The Comprehensive Genome Analysis Service generates several files that are deposited in the Private Workspace in the designated Output Folder. These include

  • FullGenomeReport.html - A web-browser-viewable report that summarizes the results of the service including
    • Summary information - genome name, quality,
    • Genome assembly information - contigs, GC content, plasmids, L50, genome length, chromosomes
    • Genome annotation information - taxonomy, CDS, tRNA, rRNA, partial CDS, misc RNA, repeat regions, protein feature summary, circular view with annotations
    • Specialty genes - antibiotic resistance, drug targets, transporters, virulence factors
    • Subsystem analysis - summary
    • Phylogenetic analysis - phylogenetic tree generated using the analyzed genome and the closest Reference and Representative genomes
    • References - citations to all tools used by the service
  • annotated.genome - A special "Genome Typed Object (GTO)" JSON-format file that encapsulates all the data from the annotated genome. See Extracting and Mining Genome Typed Objects for more information.
  • annotation - The Annotation sub-job that was run as part of the CGA Service. Double-clicking this item will display the Annotation job results. Note that sub-jobs are indicated by the "checkered flag" icon beside the name.
  • assembly - The Assembly sub-job that was run as part of the CGA Service.
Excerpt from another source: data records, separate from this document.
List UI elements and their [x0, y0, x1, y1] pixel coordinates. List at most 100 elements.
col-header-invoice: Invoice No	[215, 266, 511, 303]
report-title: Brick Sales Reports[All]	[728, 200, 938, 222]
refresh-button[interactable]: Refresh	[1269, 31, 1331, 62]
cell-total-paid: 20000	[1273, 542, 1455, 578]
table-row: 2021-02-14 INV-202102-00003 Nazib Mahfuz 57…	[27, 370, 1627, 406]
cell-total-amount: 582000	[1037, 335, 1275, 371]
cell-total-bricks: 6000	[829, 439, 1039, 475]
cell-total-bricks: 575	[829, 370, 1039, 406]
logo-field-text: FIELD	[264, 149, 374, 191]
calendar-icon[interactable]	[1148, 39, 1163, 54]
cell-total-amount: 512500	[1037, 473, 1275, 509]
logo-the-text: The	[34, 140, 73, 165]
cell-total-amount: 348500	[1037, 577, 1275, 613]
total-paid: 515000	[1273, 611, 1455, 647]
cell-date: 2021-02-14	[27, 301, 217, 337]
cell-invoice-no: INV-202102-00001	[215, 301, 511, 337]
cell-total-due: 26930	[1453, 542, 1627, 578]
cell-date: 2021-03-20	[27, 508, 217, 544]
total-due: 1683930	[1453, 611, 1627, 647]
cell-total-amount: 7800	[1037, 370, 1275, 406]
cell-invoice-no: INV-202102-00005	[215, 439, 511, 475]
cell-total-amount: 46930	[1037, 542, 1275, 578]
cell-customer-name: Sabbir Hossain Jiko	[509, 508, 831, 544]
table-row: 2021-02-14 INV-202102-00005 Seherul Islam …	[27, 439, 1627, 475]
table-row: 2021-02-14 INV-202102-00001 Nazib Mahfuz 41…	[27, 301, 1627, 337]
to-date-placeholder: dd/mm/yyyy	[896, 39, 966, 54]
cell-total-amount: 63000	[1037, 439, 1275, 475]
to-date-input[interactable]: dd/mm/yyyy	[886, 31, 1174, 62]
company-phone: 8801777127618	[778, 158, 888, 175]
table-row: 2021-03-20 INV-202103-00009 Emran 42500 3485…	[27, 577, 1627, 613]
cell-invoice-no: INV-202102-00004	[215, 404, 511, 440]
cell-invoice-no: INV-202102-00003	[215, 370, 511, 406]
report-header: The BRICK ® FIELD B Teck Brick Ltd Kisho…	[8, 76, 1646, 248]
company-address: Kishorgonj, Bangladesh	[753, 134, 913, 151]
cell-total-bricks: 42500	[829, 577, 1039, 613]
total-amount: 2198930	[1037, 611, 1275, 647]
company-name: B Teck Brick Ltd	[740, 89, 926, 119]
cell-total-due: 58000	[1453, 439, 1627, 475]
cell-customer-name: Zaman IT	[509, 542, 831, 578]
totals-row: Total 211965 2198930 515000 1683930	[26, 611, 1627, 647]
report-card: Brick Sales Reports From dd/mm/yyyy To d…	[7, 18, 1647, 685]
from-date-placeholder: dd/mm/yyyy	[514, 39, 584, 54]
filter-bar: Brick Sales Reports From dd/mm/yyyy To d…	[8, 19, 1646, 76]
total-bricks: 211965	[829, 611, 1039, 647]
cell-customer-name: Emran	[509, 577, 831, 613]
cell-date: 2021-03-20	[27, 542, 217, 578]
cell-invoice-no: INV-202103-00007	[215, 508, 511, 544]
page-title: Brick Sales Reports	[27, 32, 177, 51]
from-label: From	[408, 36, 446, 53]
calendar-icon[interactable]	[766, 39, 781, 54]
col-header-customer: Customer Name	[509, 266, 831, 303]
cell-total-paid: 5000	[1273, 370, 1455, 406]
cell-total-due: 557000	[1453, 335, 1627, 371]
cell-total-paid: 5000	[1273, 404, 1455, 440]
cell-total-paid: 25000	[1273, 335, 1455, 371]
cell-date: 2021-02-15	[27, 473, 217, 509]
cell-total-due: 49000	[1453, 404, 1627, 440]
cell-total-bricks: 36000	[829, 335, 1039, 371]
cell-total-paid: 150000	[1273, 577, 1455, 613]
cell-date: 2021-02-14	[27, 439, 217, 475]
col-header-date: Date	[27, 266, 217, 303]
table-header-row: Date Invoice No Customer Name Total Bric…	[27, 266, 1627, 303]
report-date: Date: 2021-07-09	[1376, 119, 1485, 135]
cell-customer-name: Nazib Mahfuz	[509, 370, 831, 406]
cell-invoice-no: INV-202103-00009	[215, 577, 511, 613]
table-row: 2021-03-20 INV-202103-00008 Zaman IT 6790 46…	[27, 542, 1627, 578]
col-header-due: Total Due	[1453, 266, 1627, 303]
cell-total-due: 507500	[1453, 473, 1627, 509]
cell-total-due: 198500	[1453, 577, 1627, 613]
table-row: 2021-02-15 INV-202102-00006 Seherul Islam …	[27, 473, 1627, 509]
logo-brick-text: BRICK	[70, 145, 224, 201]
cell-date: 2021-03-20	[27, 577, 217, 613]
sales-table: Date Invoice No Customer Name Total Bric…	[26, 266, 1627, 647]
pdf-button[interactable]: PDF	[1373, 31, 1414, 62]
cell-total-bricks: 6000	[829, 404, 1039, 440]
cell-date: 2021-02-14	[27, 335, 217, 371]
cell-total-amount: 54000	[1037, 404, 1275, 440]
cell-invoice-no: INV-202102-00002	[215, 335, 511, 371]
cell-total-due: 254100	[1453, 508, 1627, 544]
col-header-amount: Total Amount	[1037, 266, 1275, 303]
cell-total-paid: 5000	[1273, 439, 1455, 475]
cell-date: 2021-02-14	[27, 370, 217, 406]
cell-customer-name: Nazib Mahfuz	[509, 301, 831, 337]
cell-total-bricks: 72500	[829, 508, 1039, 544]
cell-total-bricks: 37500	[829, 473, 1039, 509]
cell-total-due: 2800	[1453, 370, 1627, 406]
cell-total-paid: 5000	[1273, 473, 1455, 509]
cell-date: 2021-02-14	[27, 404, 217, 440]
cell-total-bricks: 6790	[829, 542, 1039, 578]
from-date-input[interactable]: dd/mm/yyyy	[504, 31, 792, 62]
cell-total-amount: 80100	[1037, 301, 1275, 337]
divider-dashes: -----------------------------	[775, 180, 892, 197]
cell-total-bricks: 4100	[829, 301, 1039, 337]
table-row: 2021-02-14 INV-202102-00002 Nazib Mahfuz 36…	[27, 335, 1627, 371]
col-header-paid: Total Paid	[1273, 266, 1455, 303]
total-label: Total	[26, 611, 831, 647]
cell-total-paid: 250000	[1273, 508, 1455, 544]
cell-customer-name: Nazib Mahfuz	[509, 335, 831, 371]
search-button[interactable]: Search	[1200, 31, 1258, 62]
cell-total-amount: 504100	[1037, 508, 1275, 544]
Double-clicking this item will display the Assembly job results. Note that sub-jobs are indicated by the "checkered flag" icon beside the name.
  • circos.svg - SVG-format rendering of the circular genome view used in the FullGenomeReport.html file.
  • circos.png - PNG-format rendering of the circular genome view used in the FullGenomeReport.html file.
  • codonTree.nex - NEXUS-format file containing the phylogenetic tree generated by the CGA Service.
  • codonTree.nwk - Newick-format file containing the phylogenetic tree generated by the CGA Service.
  • codonTree.stats - File containing the statistics on the phylogenetic tree generated by the CGA Service.
  • codonTree.svg - SVG-format rendering of the phylogenetic tree used in the FullGenomeReport.html file.
  • subsystem_colors.json - JSON-format file used for rendering colors in the Subsystem pie chart displayed in the FullGenomeReport.html file.
  • tree_ingroup.txt - File containing the closely related genomes used in building the ingroup for the phylogenetic tree generated by the CGA Service.